# Charles Spurgeon Quote



## ronpasley (Oct 25, 2010)

You cannot make a sinner into a saint by killing him. He who does not live as a saint here will never live as a saint hereafter. 
Charles Spurgeon


----------



## Ronnie T (Oct 26, 2010)

LOL.

There's a good common sense thought, but some are gonna disagree.


----------



## apoint (Oct 26, 2010)

I would agree with that 100%.
 What about people that never heard the Word to make the choice?
 Iv heard stories of people being given a chance to choose even after death. Then coming back from the dead to tell their story.
  If you never heard, there may be a chance?
 But for the majority of us have heard to make a choice, so the statment stands true. God is justice for all.


----------



## ronpasley (Oct 26, 2010)

Ronnie T said:


> LOL.
> 
> There's a good common sense thought, but some are gonna disagree.

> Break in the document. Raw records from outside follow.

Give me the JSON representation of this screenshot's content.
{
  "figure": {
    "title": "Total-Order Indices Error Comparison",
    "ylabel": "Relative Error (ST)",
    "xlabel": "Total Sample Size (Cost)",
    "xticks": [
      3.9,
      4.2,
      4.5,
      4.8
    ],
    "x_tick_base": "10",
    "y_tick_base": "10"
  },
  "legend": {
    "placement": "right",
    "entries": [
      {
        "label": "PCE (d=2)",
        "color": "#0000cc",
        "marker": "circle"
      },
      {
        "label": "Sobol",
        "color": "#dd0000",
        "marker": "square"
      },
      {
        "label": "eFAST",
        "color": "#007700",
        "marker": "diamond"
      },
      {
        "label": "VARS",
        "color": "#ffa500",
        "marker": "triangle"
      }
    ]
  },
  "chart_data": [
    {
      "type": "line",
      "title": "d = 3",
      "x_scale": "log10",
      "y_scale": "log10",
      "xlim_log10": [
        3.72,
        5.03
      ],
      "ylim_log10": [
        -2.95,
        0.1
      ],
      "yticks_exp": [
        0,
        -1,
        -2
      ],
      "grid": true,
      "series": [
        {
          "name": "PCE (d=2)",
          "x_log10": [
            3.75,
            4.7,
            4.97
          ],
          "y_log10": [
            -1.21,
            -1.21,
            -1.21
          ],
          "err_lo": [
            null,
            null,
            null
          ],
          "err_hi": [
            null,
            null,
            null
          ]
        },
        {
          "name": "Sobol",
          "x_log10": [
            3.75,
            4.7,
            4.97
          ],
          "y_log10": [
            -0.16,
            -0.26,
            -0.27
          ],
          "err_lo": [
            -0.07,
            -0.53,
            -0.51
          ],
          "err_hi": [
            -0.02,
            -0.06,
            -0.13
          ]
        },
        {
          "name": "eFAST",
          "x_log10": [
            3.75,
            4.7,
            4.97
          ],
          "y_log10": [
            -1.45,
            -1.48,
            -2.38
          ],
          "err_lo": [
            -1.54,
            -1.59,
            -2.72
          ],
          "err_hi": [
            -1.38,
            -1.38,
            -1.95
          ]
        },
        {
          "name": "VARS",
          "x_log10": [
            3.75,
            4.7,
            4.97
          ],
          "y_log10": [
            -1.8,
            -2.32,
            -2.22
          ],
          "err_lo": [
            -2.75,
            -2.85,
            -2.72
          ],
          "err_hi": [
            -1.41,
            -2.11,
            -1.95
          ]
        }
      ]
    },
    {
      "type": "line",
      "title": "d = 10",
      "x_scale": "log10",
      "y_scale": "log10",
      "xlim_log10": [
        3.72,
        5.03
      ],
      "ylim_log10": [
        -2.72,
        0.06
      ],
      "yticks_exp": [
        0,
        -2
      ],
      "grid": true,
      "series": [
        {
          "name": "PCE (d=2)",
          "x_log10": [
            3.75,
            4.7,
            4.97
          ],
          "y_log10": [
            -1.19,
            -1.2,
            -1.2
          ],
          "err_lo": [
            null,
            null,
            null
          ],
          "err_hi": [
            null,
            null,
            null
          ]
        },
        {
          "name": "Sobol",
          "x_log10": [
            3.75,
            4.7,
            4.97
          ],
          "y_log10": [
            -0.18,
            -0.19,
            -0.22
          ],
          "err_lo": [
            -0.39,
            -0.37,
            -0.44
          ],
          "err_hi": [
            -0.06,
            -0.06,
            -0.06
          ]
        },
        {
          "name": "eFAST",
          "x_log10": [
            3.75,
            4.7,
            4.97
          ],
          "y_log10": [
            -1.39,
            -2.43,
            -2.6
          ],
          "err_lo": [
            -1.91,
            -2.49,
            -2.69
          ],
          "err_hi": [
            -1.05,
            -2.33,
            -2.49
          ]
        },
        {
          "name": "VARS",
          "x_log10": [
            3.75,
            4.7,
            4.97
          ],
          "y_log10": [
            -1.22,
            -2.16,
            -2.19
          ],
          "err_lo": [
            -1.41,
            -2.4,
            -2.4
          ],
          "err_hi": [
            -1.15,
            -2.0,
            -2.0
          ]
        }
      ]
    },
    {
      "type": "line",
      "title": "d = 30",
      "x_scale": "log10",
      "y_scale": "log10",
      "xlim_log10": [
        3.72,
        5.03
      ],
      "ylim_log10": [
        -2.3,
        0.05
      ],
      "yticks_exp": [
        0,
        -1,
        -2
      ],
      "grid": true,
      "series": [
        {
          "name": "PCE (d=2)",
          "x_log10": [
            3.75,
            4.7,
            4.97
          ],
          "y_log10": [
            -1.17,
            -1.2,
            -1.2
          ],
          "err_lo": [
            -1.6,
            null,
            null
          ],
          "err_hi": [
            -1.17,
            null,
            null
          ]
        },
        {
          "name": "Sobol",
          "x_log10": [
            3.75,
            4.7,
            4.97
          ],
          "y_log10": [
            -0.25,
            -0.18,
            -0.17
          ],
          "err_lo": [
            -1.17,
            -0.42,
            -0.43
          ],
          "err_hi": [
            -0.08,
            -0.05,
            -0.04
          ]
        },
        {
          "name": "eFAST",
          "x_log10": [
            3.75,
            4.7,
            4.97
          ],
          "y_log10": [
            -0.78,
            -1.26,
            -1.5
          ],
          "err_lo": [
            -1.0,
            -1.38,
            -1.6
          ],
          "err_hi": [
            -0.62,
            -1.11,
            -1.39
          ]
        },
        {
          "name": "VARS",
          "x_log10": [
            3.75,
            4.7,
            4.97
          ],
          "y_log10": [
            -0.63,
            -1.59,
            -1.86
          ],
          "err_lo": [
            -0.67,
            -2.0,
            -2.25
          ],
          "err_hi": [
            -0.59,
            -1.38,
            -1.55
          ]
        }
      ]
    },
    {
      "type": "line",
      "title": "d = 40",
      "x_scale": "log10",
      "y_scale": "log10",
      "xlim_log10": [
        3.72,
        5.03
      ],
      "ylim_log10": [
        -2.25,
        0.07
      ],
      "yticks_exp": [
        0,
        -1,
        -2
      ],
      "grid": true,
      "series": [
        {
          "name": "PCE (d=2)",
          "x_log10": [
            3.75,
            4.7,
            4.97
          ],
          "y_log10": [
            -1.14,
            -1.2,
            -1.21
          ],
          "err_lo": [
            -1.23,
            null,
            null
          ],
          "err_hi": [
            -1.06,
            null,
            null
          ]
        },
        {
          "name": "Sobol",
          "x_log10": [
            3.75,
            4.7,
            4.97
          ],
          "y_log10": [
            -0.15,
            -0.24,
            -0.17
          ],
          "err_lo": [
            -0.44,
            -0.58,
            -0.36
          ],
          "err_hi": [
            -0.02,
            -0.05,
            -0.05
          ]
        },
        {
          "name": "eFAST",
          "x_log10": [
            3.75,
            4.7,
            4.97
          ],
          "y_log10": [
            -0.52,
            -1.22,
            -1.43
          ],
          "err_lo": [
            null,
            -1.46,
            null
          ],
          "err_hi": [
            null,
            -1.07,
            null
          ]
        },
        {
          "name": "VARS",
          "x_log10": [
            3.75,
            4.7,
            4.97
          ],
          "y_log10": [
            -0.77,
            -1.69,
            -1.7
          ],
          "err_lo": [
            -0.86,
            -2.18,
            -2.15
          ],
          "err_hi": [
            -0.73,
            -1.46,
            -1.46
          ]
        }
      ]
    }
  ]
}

I thought it was a good quote I know some would not agree but they can take that up with Charles Spurgeon


----------



## apoint (Oct 26, 2010)

ronpasley said:


> I thought it was a good quote I know some would not agree but they can take that up with Charles Spurgeon



That is a good Quote. I thought Chuck was dead


----------



## ronpasley (Oct 26, 2010)

apoint said:


> I thought Chuck was dead




He is.


----------



## apoint (Oct 26, 2010)

Its a great quote, makes ya think about getting right before its too late.


----------



## ronpasley (Oct 26, 2010)

A lot of people feel like they got it right, but do they really have it right.


----------



## Israel (Oct 26, 2010)

Fortunately Jesus killed for us, what we could never do ourselves.
In the only one who never had anything to pay for, he paid for all.


----------



## Ronnie T (Oct 26, 2010)

apoint said:


> Its a great quote, makes ya think about getting right before its too late.



Even more importantly, for me at least, it's God's Word standing atop the highest mountain screaming to this moody world we live in.

And God's Word is screaming:  "It's a covenant ladies and gentlemen, it's a covenant.  It ain't all Me!  I have expectations.  It involves you."

And I accept that........ along with His mercy and grace.


----------



## apoint (Oct 26, 2010)

Ronnie T said:


> Even more importantly, for me at least, it's God's Word standing atop the highest mountain screaming to this moody world we live in.
> 
> And God's Word is screaming:  "It's a covenant ladies and gentlemen, it's a covenant.  It ain't all Me!  I have expectations.  It involves you."
> 
> And I accept that........ along with His mercy and grace.



Yep, a relationship with your Father that knows best. Thats a wonderful thing to have a loving Father to direct us from the pit falls.


----------